Im hier noch streitigen Punkt wies das FA allerdings den Einspruch durch Einspruchsentscheidung vom 24. März 2009 als unbegründet zurück: Zweck der § 4 Abs. 5 Satz 1 Nr. 6, § 9 Abs. 1 Satz 3 Nr. 4 EStG sei es, die von Verfassungs wegen gebotene Gleichstellung der Gewinnermittler zu den Beziehern von Einkünften aus nichtselbständiger Arbeit (vgl. Beschluss des Bundesverfassungsgerichts – BVerfG – vom 2. Oktober 1969 1 BvL 12/68, BStBl II 1970, 140) zu gewährleisten. Unterlägen bei vergleichbaren Arbeitnehmern mit eigenen Arbeitsräumen Fahrtkosten dem begrenzten Abzug, so könne für den Gewinnermittler nichts anderes gelten. Da angestellte Lehrkräfte ihre Aufwendungen für Fahrten vom häuslichen Arbeitszimmer zur Schulungsstätte nicht unbegrenzt absetzen könnten, müsse dies auch für den Kläger als selbständigen Dozenten gelten.
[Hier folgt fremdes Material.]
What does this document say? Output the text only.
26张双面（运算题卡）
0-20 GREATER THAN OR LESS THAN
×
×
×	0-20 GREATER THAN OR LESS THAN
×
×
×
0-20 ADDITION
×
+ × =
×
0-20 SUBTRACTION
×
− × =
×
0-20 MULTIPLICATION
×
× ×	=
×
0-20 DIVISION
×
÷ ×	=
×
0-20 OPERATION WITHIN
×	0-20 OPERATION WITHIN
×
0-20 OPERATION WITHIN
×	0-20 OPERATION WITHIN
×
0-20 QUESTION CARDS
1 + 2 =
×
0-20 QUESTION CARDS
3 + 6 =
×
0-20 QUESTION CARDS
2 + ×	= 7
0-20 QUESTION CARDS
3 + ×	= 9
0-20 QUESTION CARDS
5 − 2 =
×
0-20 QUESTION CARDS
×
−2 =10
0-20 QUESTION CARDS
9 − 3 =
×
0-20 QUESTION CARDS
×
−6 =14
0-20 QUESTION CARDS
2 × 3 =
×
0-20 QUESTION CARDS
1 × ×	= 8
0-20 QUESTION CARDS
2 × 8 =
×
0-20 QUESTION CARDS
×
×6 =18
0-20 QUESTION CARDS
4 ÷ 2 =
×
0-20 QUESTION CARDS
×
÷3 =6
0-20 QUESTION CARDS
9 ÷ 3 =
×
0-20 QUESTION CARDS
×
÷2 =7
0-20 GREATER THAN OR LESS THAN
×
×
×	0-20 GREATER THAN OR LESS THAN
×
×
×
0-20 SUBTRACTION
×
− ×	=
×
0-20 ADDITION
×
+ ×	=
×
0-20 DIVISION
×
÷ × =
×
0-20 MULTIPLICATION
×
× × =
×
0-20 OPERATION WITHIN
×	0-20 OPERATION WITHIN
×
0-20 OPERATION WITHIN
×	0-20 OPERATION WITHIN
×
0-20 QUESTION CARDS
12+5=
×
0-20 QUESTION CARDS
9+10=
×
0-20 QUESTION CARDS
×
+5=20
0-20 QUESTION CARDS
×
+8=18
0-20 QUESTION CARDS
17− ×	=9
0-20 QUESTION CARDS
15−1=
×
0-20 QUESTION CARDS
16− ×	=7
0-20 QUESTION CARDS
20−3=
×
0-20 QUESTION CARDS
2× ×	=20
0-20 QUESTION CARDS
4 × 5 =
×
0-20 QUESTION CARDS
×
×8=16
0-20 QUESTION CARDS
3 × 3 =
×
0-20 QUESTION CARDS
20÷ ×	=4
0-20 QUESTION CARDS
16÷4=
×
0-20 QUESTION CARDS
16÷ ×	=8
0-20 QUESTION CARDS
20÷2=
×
Nach der Rechtsprechung des BFH (BFH-Urteil vom 8. November 1974 VI R 69/72, BFHE 114, 92, BStBl II 1975, 177) führten Arbeitnehmer, die in Erfüllung mehrerer Arbeitsverträge an verschiedenen Orten tätig seien, unterschiedslos Fahrten zwischen Wohnung und Arbeitsstätte i.S. des § 9 Abs. 1 Satz 3 Nr. 4 EStG durch. Dabei sei es unerheblich, ob der Arbeitnehmer die einzelnen Dienststellen unmittelbar nacheinander oder von seiner Wohnung aus anfahre. Die Tätigkeit des Klägers als Personalberater sei für die Beurteilung der Fahrten zu den Bildungseinrichtungen nicht heranzuziehen; denn hierbei handele es sich um eine zweite selbständige Tätigkeit mit einem eigenständigen Betriebsbereich. Fahrten zwischen zwei selbständigen Betrieben bzw. zwei selbständigen Tätigkeitsbereichen seien nur begrenzt abzugsfähig. Ohne Bedeutung sei in diesem Zusammenhang, dass das Büro des Klägers als „außerhäusliches Arbeitszimmer” anzusehen sei. Die in ständiger Rechtsprechung des BFH befürworteten Grundsätze zur Auslegung des Begriffs der „Betriebsstätte” im Sinne des § 4 Abs. 5 Satz 1 Nr. 6 EStG würden durch die neuere Rechtsprechung des BFH zum Arbeitszimmerbegriff nicht tangiert (BFH-Urteil vom 13. November 2002 VI R 164/00, BFHE 201, 86, BStBl II 2003, 350; BFH-Beschluss vom 18.05.2005 X B 42/04, juris).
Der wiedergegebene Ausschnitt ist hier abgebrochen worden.